Danis Clément, Dupré Elian, Bouillet Thomas, Denéchaud Marine, Lefebvre Camille, Nguyen Marine, Mortelecque Justine, Cantrelle François-Xavier, Rain Jean-Christophe, Hanoulle Xavier, Colin Morvane, Buée Luc, Landrieu Isabelle
CNRS EMR9002 - BSI - Integrative Structural Biology, Lille, France.
Univ. Lille, Inserm, CHU Lille, Institut Pasteur de Lille, U1167 - RID-AGE - Risk Factors and Molecular Determinants of Aging-Related Diseases, Lille, France.
Nat Commun. 2025 Apr 2;16(1):3162. doi: 10.1038/s41467-025-58383-4.

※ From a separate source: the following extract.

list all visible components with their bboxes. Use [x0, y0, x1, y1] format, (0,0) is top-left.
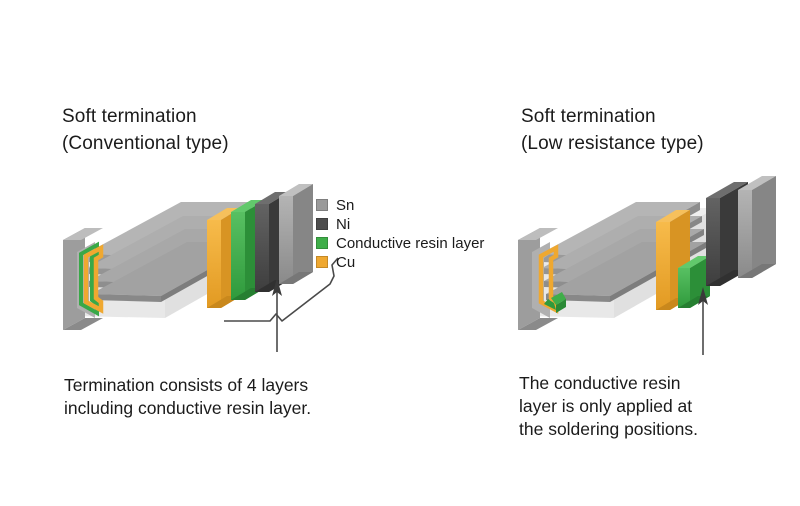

In Alzheimer's disease, tau pathology spreads across brain regions as the disease progresses. Intracellular tau can be released and taken up by nearby neurons. We evaluated single domain anti-tau antibodies, also called VHHs, as inhibitors of tau internalization. We identified three VHH inhibitors of tau uptake: A31, H3-2, and Z70. These VHHs compete with the membrane protein LRP1, a major receptor mediating neuronal uptake of tau. A31 and Z70 bind to microtubule binding domain repeats, which are involved in the interaction with LRP1. VHH H3-2 is the only VHH from our library that reduces the internalization of both monomeric tau and tau fibrils. VHH H3-2 binds a C-terminal tau epitope with high affinity. Its three-dimensional structure in complex with a tau peptide reveals a unique binding mode as a VHH-swapped dimer. These anti-tau VHHs are interesting tools to study tau prion-like propagation in tauopathies and potentially develop novel biotherapies.
在阿尔茨海默病中,随着疾病进展,tau病理改变会在脑区扩散。细胞内的tau蛋白可被释放并被附近的神经元摄取。我们评估了单域抗tau抗体(也称为VHH)作为tau蛋白内化抑制剂的作用。我们鉴定出三种tau蛋白摄取的VHH抑制剂:A31、H3 - 2和Z70。这些VHH与膜蛋白LRP1竞争,LRP1是介导神经元摄取tau蛋白的主要受体。A31和Z70与微管结合结构域重复序列结合,该重复序列参与与LRP1的相互作用。VHH H3 - 2是我们文库中唯一能减少单体tau蛋白和tau原纤维内化的VHH。VHH H3 - 2以高亲和力结合tau蛋白的C末端表位。其与tau肽形成复合物的三维结构揭示了一种独特的VHH交换二聚体结合模式。这些抗tau VHH是研究tau蛋白病中tau蛋白朊病毒样传播并潜在开发新型生物疗法的有趣工具。